Si bien se han alcanzado acuerdos en el plano político y hay fecha para el plebiscito por una nueva Constitución, la incertidumbre social y la necesidad de esclarecer casos de derechos humanos se mantienen, según expertos.

Dos meses se cumplen desde que el viernes 18 de octubre ocurrió el denominado «estallido social» en Chile. Así, lo que inició con evasiones masivas luego del alza en la tarifa del Metro de Santiago, se multiplicó en cientos de manifestaciones a lo largo de todo el país, movilizando a millones de personas bajo diversas consignas y demandas sociales.

Aumento de pensiones, mejoras en salud y educación, salarios dignos o la reducción de la dieta parlamentaria, se tomaron el itinerario del Gobierno, el que denominó a una serie de reformas como «agenda social», presentada el 22 de octubre, a pocos días del estallido.

Así también, el Ejecutivo lanzó la denominada «agenda de seguridad», la cual ha puesto en el foco de discusiones medidas como las leyes antiencapuchados, antisaqueo o antibarricadas, así como la modernización y posterior discusión para reformar a las policías del país, las cuales han sido criticadas por el uso de fuerzas y presuntas violaciones a los derechos humanos durante las manifestaciones y detenciones.

Manifestaciones, saqueos, incendios. Estado de emergencia, cambio de gabinete, acuerdos políticos. La suspensión de diversos eventos -como la APEC o COP25-, así como consecuencias en materia económica y comercial, con una caída del octubre de -3,4%, además de las recientes renuncias del subsecretario del Interior, Rodrigo Ubilla, o del intendente de La Araucanía, Jorge Atton, son algunos de los sucesos que resumen los últimos dos meses.

En conversación con Emol, sociólogos y una cientista política abordaron la situación en la que se encuentra el país hoy en día en el ámbito político, social e incluso emocional de los ciudadanos, ya que si bien se han logrado avances en la primera arista -como el acuerdo por la nueva Constitución y el plebiscito del 26 de abril de 2020-, señalan que aún hay materias por resolver por parte del Gobierno, apuntando a las situación de los Derechos Humanos.

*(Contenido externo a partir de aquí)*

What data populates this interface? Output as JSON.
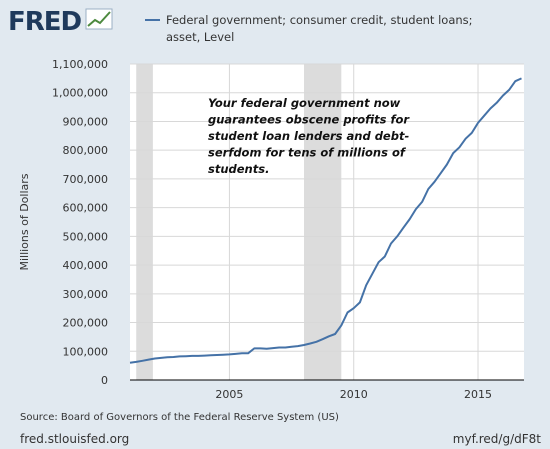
{
  "logo": {
    "text": "FRED",
    "icon": "trend-line-icon"
  },
  "legend": {
    "line1": "Federal government; consumer credit, student loans;",
    "line2": "asset, Level",
    "color": "#4572a7"
  },
  "annotation": [
    "Your federal government now",
    "guarantees obscene profits for",
    "student loan lenders and debt-",
    "serfdom for tens of millions of",
    "students."
  ],
  "source": "Source: Board of Governors of the Federal Reserve System (US)",
  "footer": {
    "left": "fred.stlouisfed.org",
    "right": "myf.red/g/dF8t"
  },
  "chart_data": {
    "type": "line",
    "ylabel": "Millions of Dollars",
    "ylim": [
      0,
      1100000
    ],
    "xlim": [
      2001.0,
      2016.85
    ],
    "yticks": [
      0,
      100000,
      200000,
      300000,
      400000,
      500000,
      600000,
      700000,
      800000,
      900000,
      1000000,
      1100000
    ],
    "ytick_labels": [
      "0",
      "100,000",
      "200,000",
      "300,000",
      "400,000",
      "500,000",
      "600,000",
      "700,000",
      "800,000",
      "900,000",
      "1,000,000",
      "1,100,000"
    ],
    "xticks": [
      2005,
      2010,
      2015
    ],
    "xtick_labels": [
      "2005",
      "2010",
      "2015"
    ],
    "grid": true,
    "recessions": [
      [
        2001.25,
        2001.92
      ],
      [
        2008.0,
        2009.5
      ]
    ],
    "recession_color": "#dcdcdc",
    "series": [
      {
        "name": "Federal government; consumer credit, student loans; asset, Level",
        "color": "#4572a7",
        "x": [
          2001.0,
          2001.25,
          2001.5,
          2001.75,
          2002.0,
          2002.25,
          2002.5,
          2002.75,
          2003.0,
          2003.25,
          2003.5,
          2003.75,
          2004.0,
          2004.25,
          2004.5,
          2004.75,
          2005.0,
          2005.25,
          2005.5,
          2005.75,
          2006.0,
          2006.25,
          2006.5,
          2006.75,
          2007.0,
          2007.25,
          2007.5,
          2007.75,
          2008.0,
          2008.25,
          2008.5,
          2008.75,
          2009.0,
          2009.25,
          2009.5,
          2009.75,
          2010.0,
          2010.25,
          2010.5,
          2010.75,
          2011.0,
          2011.25,
          2011.5,
          2011.75,
          2012.0,
          2012.25,
          2012.5,
          2012.75,
          2013.0,
          2013.25,
          2013.5,
          2013.75,
          2014.0,
          2014.25,
          2014.5,
          2014.75,
          2015.0,
          2015.25,
          2015.5,
          2015.75,
          2016.0,
          2016.25,
          2016.5,
          2016.75
        ],
        "values": [
          60000,
          63000,
          67000,
          71000,
          75000,
          77000,
          79000,
          80000,
          82000,
          83000,
          84000,
          84000,
          85000,
          86000,
          87000,
          88000,
          89000,
          91000,
          93000,
          93000,
          110000,
          110000,
          109000,
          111000,
          113000,
          113000,
          116000,
          118000,
          122000,
          127000,
          133000,
          142000,
          152000,
          160000,
          190000,
          235000,
          250000,
          270000,
          330000,
          370000,
          410000,
          430000,
          475000,
          500000,
          530000,
          560000,
          595000,
          620000,
          665000,
          690000,
          720000,
          750000,
          790000,
          810000,
          840000,
          860000,
          895000,
          920000,
          945000,
          965000,
          990000,
          1010000,
          1040000,
          1050000
        ]
      }
    ]
  }
}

Participación, liderazgos y la «subjetividad colectiva»

María Luisa Méndez, socióloga y directora del Centro de Estudios de Conflicto y Cohesión Social (COES), señala que en este momento en Chile existe un «alto interés, motivación e involucramiento de la población en este proceso», lo cual se observa en la masividad de las manifestaciones como en la participación en cabildos -mayoritariamente autoconvocados- o en la consulta ciudadana realizada por los alcaldes durante el fin de semana.

Para la socióloga, las discusiones en torno al voto obligatorio o para menores de edad, o sobre cuotas de género o pueblos originarios en el proceso constituyente -a discutirse hoy en la Sala de la Cámara- «tiene que ver con entender el lugar que nos cabe a todos, pero también que nos cabe en términos de reconocer las desigualdades históricas en las que hemos estado involucrados (…) Habla de la convicción que tiene la población respecto de corregir la desigualdad política en la que hemos estado involucrados durante todo este tiempo».

Y agrega que «eso va a cambiar la forma de hacer política muy sustantivamente», ya que además durante estos meses «se está viendo la emergencia de nuevos liderazgos, que están inscritos en experiencias por una parte de colectividades, de grupos de intereses que han experimentado la desigualdad y la entienden más profundamente, y por otro lado hay liderazgos que emergen a partir de los territorios». En este último caso destaca el rol de los alcaldes.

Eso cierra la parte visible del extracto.